Markets were initially disappointed Thursday when Trichet did not say the bank would go even further and increase its purchases of government bonds. The euro sagged almost a cent during his news conference.

But it quickly bounced back, trading higher on the day on market chatter that the bank might in fact be quietly buying bonds of financially troubled eurozone countries — despite Trichet’s reticence on the issue.

By late-afternoon London time, the euro was trading 0.2 percent higher on the day at $1.3164.

Additionally, the ten-year bonds of both Ireland and Portugal suddenly rose.

For the Portuguese government, that’s a big relief as it struggles to keep borrowing costs from climbing out of reach and having to follow Greece and Ireland in seeking a bailout from its partner governments in the euro and the International Monetary Fund.

“This gave the impression of increased activity on behalf of the ECB in those markets,” said Elwin de Groot, an economist at Rabobank International.

The bank, the European Union and the 16 governments that share the euro are struggling to contain a crisis caused by too much state debt in some countries. They are trying to reassure bond investors that countries will not default and keep the interest rates on their debt loads from rising so high they can no longer afford to borrow.

Governments are slashing spending and raising taxes to cut their deficits, but that has raised fears that austerity will slow growth and make debt even harder to pay.

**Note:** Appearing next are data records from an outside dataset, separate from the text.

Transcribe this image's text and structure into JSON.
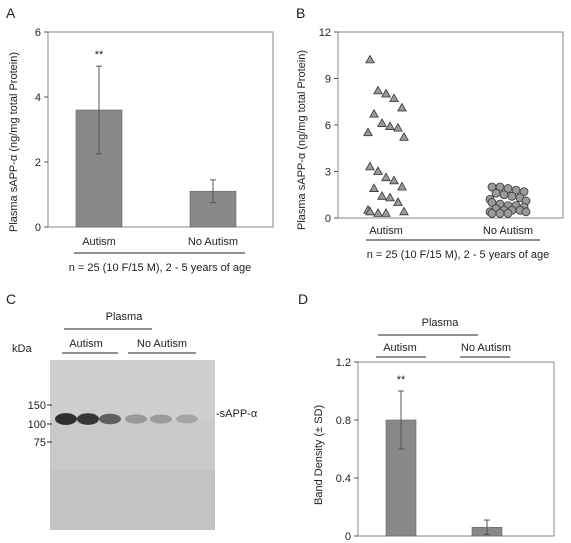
{
  "chart_data": [
    {
      "panel": "A",
      "type": "bar",
      "categories": [
        "Autism",
        "No Autism"
      ],
      "values": [
        3.6,
        1.1
      ],
      "errors": [
        1.35,
        0.35
      ],
      "annotations": [
        "**",
        ""
      ],
      "ylabel": "Plasma sAPP-α (ng/mg total Protein)",
      "ylim": [
        0,
        6
      ],
      "yticks": [
        "0",
        "2",
        "4",
        "6"
      ],
      "footnote": "n = 25 (10 F/15 M), 2 - 5 years of age",
      "bar_color": "#888888"
    },
    {
      "panel": "B",
      "type": "scatter",
      "categories": [
        "Autism",
        "No Autism"
      ],
      "ylabel": "Plasma sAPP-α (ng/mg total Protein)",
      "ylim": [
        0,
        12
      ],
      "yticks": [
        "0",
        "3",
        "6",
        "9",
        "12"
      ],
      "footnote": "n = 25 (10 F/15 M), 2 - 5 years of age",
      "series": [
        {
          "marker": "triangle",
          "values": [
            10.2,
            8.2,
            8.0,
            7.7,
            7.1,
            6.7,
            6.1,
            5.9,
            5.8,
            5.5,
            5.2,
            3.3,
            3.0,
            2.6,
            2.4,
            2.0,
            1.9,
            1.4,
            1.3,
            1.0,
            0.5,
            0.4,
            0.4,
            0.3,
            0.3
          ]
        },
        {
          "marker": "circle",
          "values": [
            2.0,
            2.0,
            1.9,
            1.8,
            1.7,
            1.6,
            1.5,
            1.4,
            1.3,
            1.2,
            1.1,
            1.0,
            0.9,
            0.8,
            0.8,
            0.7,
            0.6,
            0.5,
            0.5,
            0.5,
            0.4,
            0.4,
            0.3,
            0.3,
            0.3
          ]
        }
      ]
    },
    {
      "panel": "D",
      "type": "bar",
      "group_label": "Plasma",
      "categories": [
        "Autism",
        "No Autism"
      ],
      "values": [
        0.8,
        0.06
      ],
      "errors": [
        0.2,
        0.05
      ],
      "annotations": [
        "**",
        ""
      ],
      "ylabel": "Band Density (± SD)",
      "ylim": [
        0,
        1.2
      ],
      "yticks": [
        "0",
        "0.4",
        "0.8",
        "1.2"
      ],
      "bar_color": "#888888"
    }
  ],
  "panels": {
    "a": {
      "letter": "A"
    },
    "b": {
      "letter": "B"
    },
    "c": {
      "letter": "C",
      "group_label": "Plasma",
      "lane_groups": [
        "Autism",
        "No Autism"
      ],
      "kda_label": "kDa",
      "markers": [
        "150",
        "100",
        "75"
      ],
      "band_label": "-sAPP-α",
      "band_intensities": [
        0.95,
        0.9,
        0.65,
        0.3,
        0.28,
        0.22
      ]
    },
    "d": {
      "letter": "D"
    }
  }
}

By offering more support for the economy, Trichet has clearly changed course from last month’s meeting, when he indicated Europe was doing well enough for the bank to gradually phase out its emergency liquidity measures.

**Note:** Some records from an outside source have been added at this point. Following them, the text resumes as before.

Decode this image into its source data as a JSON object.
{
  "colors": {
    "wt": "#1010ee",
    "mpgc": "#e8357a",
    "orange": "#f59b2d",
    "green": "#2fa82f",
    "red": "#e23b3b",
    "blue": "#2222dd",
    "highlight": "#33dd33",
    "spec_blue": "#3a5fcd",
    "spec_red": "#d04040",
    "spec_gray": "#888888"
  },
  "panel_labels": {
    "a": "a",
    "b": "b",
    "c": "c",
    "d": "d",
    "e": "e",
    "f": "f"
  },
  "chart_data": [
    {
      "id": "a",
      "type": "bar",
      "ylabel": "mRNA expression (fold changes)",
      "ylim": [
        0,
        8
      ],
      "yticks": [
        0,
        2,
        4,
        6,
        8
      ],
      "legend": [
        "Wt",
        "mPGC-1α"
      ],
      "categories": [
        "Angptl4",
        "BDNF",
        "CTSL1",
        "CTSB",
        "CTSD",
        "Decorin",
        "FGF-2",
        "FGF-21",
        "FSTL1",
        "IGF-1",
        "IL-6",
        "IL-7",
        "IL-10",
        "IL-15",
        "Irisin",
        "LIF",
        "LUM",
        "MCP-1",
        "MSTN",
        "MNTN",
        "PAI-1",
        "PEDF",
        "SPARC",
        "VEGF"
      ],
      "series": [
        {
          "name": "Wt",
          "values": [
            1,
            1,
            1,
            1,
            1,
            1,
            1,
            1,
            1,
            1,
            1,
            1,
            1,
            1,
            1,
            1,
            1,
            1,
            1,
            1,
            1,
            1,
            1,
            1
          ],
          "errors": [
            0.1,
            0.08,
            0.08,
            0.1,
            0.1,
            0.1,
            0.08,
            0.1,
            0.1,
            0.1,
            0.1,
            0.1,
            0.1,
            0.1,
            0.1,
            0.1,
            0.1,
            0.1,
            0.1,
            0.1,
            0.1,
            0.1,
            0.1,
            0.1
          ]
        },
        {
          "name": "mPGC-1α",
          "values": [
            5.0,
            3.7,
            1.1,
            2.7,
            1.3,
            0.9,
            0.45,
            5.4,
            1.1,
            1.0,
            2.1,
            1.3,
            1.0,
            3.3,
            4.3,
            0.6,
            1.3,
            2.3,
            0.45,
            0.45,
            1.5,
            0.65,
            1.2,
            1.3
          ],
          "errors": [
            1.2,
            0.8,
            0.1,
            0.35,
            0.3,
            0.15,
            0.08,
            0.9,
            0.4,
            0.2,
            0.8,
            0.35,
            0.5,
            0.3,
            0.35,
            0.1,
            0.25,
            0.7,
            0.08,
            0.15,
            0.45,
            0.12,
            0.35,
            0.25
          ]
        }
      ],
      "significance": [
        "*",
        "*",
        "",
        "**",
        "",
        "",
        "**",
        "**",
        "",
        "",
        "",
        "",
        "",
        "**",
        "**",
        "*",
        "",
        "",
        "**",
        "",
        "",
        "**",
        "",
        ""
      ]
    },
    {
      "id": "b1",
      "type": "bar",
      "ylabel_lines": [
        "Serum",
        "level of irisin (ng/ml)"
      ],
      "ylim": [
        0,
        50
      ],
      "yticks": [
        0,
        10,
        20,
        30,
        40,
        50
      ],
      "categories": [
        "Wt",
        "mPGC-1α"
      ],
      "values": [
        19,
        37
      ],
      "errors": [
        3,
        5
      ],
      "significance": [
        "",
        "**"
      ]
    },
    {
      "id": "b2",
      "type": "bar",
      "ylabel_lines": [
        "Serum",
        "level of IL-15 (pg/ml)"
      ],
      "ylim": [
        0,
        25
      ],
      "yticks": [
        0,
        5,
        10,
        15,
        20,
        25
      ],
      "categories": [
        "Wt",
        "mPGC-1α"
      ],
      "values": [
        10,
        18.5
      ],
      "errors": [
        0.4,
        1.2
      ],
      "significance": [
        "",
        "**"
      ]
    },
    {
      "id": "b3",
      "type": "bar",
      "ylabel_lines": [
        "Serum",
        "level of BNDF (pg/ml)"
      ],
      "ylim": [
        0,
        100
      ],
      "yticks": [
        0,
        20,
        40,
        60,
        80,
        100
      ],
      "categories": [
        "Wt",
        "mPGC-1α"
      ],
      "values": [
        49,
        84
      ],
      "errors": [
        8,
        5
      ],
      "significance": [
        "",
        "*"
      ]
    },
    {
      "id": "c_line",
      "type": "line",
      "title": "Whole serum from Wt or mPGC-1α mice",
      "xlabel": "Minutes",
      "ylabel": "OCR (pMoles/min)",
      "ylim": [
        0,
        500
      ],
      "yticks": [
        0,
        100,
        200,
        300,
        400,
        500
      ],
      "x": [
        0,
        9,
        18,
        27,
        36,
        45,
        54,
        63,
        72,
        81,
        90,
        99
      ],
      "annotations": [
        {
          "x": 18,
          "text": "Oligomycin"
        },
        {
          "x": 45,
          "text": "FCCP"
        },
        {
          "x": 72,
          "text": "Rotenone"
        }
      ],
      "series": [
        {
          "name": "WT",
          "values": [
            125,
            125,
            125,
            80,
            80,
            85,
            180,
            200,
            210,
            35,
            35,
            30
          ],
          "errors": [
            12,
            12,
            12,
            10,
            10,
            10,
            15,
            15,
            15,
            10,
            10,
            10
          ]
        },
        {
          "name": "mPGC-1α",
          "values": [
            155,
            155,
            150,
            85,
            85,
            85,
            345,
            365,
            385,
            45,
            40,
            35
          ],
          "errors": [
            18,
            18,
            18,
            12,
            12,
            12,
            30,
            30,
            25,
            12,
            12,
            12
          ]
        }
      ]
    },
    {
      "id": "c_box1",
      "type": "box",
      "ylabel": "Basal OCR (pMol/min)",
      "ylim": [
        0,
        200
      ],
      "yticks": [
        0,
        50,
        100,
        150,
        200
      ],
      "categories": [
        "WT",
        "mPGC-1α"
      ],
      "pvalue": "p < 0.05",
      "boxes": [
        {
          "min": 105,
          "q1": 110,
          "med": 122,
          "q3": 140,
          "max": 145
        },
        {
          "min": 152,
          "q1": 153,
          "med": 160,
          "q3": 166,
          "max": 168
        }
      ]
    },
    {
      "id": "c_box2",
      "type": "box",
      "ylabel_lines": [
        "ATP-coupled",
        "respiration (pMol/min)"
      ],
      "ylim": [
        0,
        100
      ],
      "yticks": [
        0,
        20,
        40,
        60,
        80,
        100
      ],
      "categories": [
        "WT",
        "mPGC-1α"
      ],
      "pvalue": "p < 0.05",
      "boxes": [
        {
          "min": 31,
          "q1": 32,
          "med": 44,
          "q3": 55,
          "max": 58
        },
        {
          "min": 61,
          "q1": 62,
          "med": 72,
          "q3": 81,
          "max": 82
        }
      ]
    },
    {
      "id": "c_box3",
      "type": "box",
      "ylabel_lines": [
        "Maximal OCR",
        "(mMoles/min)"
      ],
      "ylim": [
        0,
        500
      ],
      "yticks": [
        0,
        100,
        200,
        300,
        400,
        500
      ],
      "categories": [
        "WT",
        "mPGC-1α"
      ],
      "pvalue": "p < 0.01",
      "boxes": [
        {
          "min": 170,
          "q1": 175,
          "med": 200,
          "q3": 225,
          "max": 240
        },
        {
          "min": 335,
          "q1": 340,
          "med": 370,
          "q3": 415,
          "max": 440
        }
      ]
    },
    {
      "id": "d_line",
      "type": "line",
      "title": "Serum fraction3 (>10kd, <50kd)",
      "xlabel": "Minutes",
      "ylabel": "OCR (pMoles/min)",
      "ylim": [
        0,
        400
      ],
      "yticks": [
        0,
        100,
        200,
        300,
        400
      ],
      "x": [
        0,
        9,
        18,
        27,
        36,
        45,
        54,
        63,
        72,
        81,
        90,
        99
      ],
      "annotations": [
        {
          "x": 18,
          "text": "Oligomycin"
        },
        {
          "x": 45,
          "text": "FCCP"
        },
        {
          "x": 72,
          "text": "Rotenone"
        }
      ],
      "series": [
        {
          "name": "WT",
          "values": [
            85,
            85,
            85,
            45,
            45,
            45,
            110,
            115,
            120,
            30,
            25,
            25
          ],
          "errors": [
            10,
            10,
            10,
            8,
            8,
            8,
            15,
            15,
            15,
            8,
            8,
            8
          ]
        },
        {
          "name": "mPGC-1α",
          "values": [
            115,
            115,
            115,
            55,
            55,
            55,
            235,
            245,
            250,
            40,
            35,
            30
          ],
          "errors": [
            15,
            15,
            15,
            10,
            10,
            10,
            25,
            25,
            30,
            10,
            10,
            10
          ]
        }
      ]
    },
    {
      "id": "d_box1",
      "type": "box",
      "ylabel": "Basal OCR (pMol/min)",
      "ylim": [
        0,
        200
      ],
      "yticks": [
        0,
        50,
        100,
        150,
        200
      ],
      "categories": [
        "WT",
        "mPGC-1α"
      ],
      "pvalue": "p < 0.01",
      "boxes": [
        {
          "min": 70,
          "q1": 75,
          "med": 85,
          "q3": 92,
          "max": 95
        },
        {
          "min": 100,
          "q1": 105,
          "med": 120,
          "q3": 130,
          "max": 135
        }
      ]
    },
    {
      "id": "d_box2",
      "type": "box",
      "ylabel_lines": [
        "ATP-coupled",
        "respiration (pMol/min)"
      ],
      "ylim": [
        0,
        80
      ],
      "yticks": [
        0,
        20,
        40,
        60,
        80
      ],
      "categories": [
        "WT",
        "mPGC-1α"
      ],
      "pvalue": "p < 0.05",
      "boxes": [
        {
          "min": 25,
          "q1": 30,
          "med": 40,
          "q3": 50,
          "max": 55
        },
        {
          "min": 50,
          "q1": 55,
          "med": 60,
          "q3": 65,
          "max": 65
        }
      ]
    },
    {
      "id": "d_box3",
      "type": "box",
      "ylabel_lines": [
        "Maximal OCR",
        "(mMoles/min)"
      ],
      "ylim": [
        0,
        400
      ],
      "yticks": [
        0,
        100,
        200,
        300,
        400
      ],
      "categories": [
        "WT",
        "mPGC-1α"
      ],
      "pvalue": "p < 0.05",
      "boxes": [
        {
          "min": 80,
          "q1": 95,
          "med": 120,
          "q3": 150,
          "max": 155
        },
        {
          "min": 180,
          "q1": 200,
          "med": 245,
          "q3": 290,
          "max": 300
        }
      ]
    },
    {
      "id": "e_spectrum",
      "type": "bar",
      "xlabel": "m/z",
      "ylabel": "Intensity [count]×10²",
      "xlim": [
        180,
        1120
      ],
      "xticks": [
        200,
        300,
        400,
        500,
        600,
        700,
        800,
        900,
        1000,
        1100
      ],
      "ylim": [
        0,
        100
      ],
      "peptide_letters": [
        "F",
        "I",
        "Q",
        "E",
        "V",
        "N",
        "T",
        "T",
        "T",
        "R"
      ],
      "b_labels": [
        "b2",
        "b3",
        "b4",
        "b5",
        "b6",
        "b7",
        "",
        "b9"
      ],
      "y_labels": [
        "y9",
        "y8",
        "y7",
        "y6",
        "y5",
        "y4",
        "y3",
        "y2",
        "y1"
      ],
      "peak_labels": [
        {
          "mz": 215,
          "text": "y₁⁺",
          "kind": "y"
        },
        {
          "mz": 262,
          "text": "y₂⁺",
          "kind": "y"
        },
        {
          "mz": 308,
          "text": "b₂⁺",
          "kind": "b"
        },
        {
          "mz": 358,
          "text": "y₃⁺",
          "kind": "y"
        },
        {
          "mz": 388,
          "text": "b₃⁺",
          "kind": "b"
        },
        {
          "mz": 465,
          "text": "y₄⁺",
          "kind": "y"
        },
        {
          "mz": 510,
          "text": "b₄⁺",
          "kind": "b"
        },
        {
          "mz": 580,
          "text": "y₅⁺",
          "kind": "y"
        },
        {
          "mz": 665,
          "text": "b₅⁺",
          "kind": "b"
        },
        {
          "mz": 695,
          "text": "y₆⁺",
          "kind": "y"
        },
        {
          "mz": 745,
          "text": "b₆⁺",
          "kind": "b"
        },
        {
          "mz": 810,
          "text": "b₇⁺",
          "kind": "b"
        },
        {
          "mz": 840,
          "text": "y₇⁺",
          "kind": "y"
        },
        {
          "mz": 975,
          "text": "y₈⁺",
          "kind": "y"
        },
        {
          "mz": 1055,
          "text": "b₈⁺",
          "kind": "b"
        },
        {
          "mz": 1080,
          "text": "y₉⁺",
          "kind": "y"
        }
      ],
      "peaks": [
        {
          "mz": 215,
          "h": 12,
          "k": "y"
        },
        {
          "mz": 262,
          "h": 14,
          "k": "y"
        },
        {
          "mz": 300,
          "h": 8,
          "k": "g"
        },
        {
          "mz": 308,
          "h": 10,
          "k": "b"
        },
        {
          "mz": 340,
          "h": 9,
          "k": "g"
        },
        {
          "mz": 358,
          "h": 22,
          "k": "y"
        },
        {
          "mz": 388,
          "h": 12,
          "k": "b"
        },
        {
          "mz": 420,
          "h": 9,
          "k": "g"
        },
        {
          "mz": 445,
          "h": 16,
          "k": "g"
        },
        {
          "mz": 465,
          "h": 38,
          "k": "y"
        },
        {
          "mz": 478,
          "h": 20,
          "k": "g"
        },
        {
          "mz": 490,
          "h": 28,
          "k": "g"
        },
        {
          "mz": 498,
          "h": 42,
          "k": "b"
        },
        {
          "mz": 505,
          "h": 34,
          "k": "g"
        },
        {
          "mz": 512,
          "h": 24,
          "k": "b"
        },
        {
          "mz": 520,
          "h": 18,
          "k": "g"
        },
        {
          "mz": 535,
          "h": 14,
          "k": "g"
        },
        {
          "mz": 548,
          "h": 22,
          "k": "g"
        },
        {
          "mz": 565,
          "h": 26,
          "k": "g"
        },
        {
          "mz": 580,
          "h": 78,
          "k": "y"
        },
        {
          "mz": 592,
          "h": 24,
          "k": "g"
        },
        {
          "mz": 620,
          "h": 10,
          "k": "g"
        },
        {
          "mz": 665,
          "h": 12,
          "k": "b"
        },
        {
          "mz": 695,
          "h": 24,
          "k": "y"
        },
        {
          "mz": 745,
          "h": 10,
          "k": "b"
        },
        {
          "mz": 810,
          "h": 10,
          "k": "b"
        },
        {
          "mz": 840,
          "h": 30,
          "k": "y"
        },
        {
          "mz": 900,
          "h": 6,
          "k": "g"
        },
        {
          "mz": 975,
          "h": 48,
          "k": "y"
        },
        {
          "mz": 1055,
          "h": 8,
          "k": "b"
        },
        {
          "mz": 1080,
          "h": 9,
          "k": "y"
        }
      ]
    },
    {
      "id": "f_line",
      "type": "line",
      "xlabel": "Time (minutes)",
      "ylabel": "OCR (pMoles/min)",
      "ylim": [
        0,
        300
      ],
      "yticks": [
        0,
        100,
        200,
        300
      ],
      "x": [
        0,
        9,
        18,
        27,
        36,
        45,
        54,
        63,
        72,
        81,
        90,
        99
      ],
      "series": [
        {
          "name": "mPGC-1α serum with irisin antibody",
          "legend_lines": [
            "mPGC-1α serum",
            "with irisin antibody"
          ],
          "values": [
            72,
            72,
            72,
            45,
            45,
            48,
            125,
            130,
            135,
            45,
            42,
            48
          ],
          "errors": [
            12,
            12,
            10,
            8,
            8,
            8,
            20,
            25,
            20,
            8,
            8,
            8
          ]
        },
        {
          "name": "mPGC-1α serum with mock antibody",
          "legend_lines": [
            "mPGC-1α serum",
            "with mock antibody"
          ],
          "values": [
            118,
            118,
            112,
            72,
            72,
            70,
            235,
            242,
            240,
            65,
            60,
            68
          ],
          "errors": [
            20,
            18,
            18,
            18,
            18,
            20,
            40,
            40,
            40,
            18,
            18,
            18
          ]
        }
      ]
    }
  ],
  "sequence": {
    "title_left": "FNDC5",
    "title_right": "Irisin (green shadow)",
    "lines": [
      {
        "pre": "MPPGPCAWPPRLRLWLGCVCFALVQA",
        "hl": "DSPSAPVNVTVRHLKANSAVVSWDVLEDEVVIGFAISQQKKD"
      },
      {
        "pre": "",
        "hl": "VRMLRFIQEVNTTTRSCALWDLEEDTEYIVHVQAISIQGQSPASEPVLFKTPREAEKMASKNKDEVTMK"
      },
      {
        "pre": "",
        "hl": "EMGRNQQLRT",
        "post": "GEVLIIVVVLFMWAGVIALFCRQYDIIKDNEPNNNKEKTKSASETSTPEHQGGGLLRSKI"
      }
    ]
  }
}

Last weekend’s crisis bailout of Ireland changed all that however. Now markets are worrying Portugal and even much larger Spain might join Greece and Ireland in needing a bailout.

Markets widely expected the bank would step up and do more, given the potential consequences in the peripheral countries of Greece, Ireland, Portugal and Spain. The EU’s top monetary official, Olli Rehn, openly lobbied for the bank to take action.

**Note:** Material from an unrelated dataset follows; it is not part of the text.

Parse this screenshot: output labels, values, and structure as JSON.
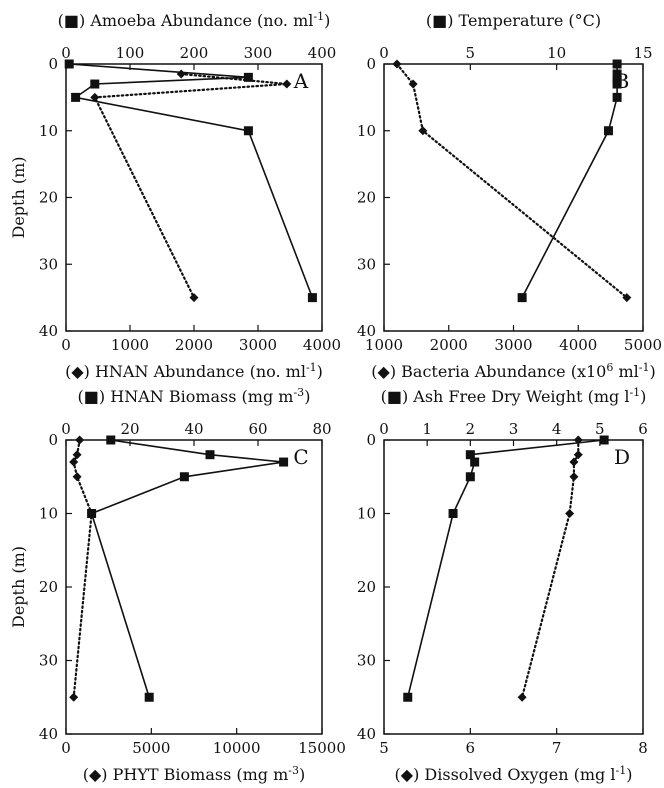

The ECB decided that it will prolong its one-week, one-month and three-month funding operations will continue at a fixed rate and at full allotment through to the first quarter of 2011. Those operations reduce anxiety in the financial system by offering banks all the short-term credit they want at the central bank’s record low rates.

Trichet indicated that those measures could be extended even further if needed and that the central bank kept its mind open to increasing its bond buying program.

“We are constantly looking at the situation of the markets and at the acute tensions,” Trichet said.

Though Trichet said the bond buying program was “ongoing” and that he had never said what the limit of the program was, many in the markets had been predicting that the ECB would indicate that it was stepping up the pace.

The euro and government bonds have been buoyed over the past couple of days in hopes that more bond buying would keep government bond prices up and interest yields down.

So far, the ECB is thought to have made around euro70 billion in direct bond purchases. The policy has proved controversial and Germany’s representative on the governing council Axel Weber had recently called for the program to be axed.

Unlike the Federal Reserve, the ECB’s bond purchases are not considered to expand the supply of money in the economy because the central bank “sterilizes” its bond purchases — as well as putting money back into the financial system through its bond buys, the ECB takes money out elsewhere.